I knew I could swim. Whoever I was before could swim. But with four arms? Hell no they couldn't. Aside from the questions that brought up, it also meant the first time I'd tried I'd nearly tangled my arms up while trying. My control over my arms was very instinctive, like it was meant to be. I hardly ever messed up with them in my day-to-day life...but in swimming? I don't think that swimming is considered day-to-day life by this body.

I'd gotten a hang of it eventually but goddamn it was annoying.

But it did let me know that four arms is definitely better than two after you get the hang of it. I practically shot through the water when I wanted to and I wanted it, so I did. I applied the same interval training of my running to my swimming and switched between an outright water-sprint to a more casual water-jog as I went through the water and the hour just flew by as I glided across the surface of the water or swam underwater and looked at some of the more fearless fish who'd hazard a swim near me.

It was nice.

And then someone else shot toward me.

It was a short girl of a relatively slender build and large hands that looked a little big on her petite frame. But through the body suit she was wearing, it wasn't hard to see she was actually pretty toned and athletic looking. Her hair...well, it was dark sea-green in colour and very long, reaching all the way to her waist with the ends tied together at the bottom in a large bow of hair. It framed her face on either side with two shoulder-length clumps and shorter bangs between her eyes, some of them partially swept to each side.

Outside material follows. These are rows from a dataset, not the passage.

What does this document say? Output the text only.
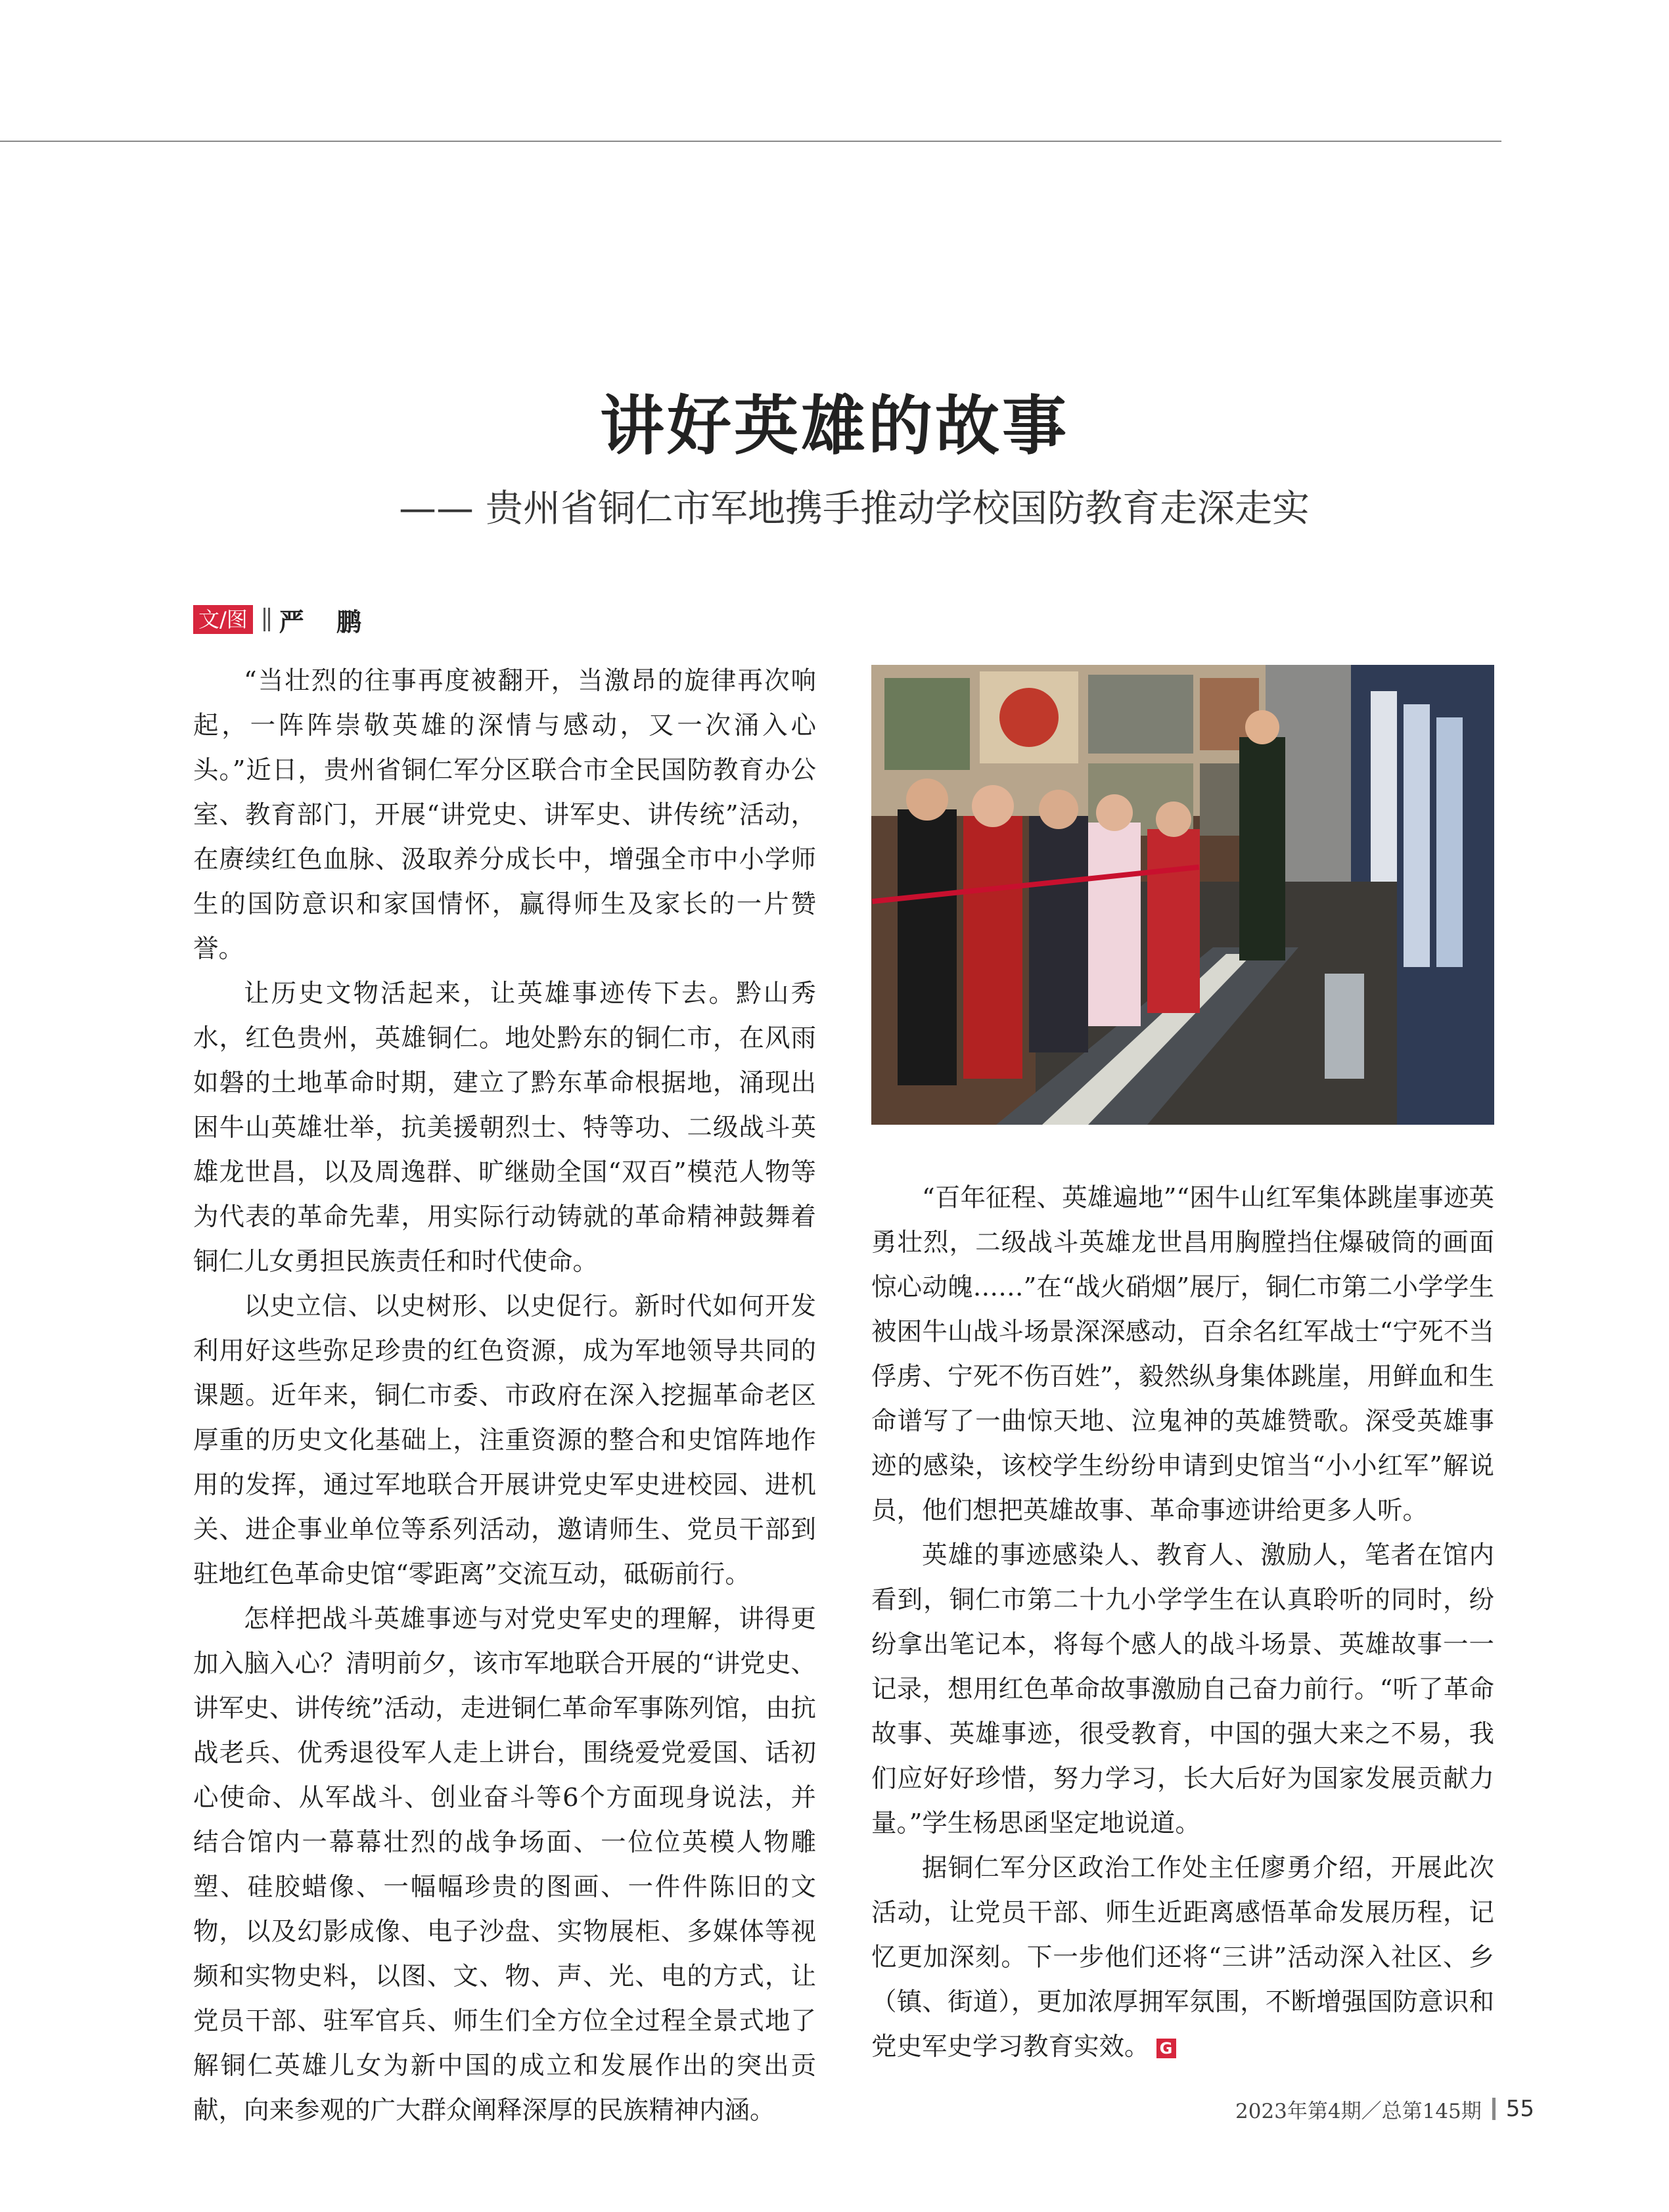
讲好英雄的故事
—— 贵州省铜仁市军地携手推动学校国防教育走深走实
文/图 严 鹏

“当壮烈的往事再度被翻开，当激昂的旋律再次响起，一阵阵崇敬英雄的深情与感动，又一次涌入心头。”近日，贵州省铜仁军分区联合市全民国防教育办公室、教育部门，开展“讲党史、讲军史、讲传统”活动，在赓续红色血脉、汲取养分成长中，增强全市中小学师生的国防意识和家国情怀，赢得师生及家长的一片赞誉。

让历史文物活起来，让英雄事迹传下去。黔山秀水，红色贵州，英雄铜仁。地处黔东的铜仁市，在风雨如磐的土地革命时期，建立了黔东革命根据地，涌现出困牛山英雄壮举，抗美援朝烈士、特等功、二级战斗英雄龙世昌，以及周逸群、旷继勋全国“双百”模范人物等为代表的革命先辈，用实际行动铸就的革命精神鼓舞着铜仁儿女勇担民族责任和时代使命。

以史立信、以史树形、以史促行。新时代如何开发利用好这些弥足珍贵的红色资源，成为军地领导共同的课题。近年来，铜仁市委、市政府在深入挖掘革命老区厚重的历史文化基础上，注重资源的整合和史馆阵地作用的发挥，通过军地联合开展讲党史军史进校园、进机关、进企事业单位等系列活动，邀请师生、党员干部到驻地红色革命史馆“零距离”交流互动，砥砺前行。

怎样把战斗英雄事迹与对党史军史的理解，讲得更加入脑入心？清明前夕，该市军地联合开展的“讲党史、讲军史、讲传统”活动，走进铜仁革命军事陈列馆，由抗战老兵、优秀退役军人走上讲台，围绕爱党爱国、话初心使命、从军战斗、创业奋斗等6个方面现身说法，并结合馆内一幕幕壮烈的战争场面、一位位英模人物雕塑、硅胶蜡像、一幅幅珍贵的图画、一件件陈旧的文物，以及幻影成像、电子沙盘、实物展柜、多媒体等视频和实物史料，以图、文、物、声、光、电的方式，让党员干部、驻军官兵、师生们全方位全过程全景式地了解铜仁英雄儿女为新中国的成立和发展作出的突出贡献，向来参观的广大群众阐释深厚的民族精神内涵。

“百年征程、英雄遍地”“困牛山红军集体跳崖事迹英勇壮烈，二级战斗英雄龙世昌用胸膛挡住爆破筒的画面惊心动魄……”在“战火硝烟”展厅，铜仁市第二小学学生被困牛山战斗场景深深感动，百余名红军战士“宁死不当俘虏、宁死不伤百姓”，毅然纵身集体跳崖，用鲜血和生命谱写了一曲惊天地、泣鬼神的英雄赞歌。深受英雄事迹的感染，该校学生纷纷申请到史馆当“小小红军”解说员，他们想把英雄故事、革命事迹讲给更多人听。

英雄的事迹感染人、教育人、激励人，笔者在馆内看到，铜仁市第二十九小学学生在认真聆听的同时，纷纷拿出笔记本，将每个感人的战斗场景、英雄故事一一记录，想用红色革命故事激励自己奋力前行。“听了革命故事、英雄事迹，很受教育，中国的强大来之不易，我们应好好珍惜，努力学习，长大后好为国家发展贡献力量。”学生杨思函坚定地说道。

据铜仁军分区政治工作处主任廖勇介绍，开展此次活动，让党员干部、师生近距离感悟革命发展历程，记忆更加深刻。下一步他们还将“三讲”活动深入社区、乡（镇、街道），更加浓厚拥军氛围，不断增强国防意识和党史军史学习教育实效。 G

2023年第4期／总第145期 55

Honestly...she kinda looked like a frog. Not that she wasn't pretty it's just that it's the first thing that came to mind. Especially with the big eyes and wide mouth. It made her look exotic...yeah, she looked exotic. Though I guess I'm one to talk, huh? Mr. Red-Skin-And-Four-Arms talking about appearances. Jeez, man.

Unaware of my internal admonishment of myself, the girl shot over to me and stopped just...staring.

...Maybe she wasn't unaware of my thoughts.

For the sake of not being anti-social, I gave her a wave. One she hesitantly gave. Well, this won't do - I pointed up to the surface and she looked at my hand and where it was pointed before nodding. Okay, Kenji, game face on. Time to speak Japanese and not fuck up an encounter.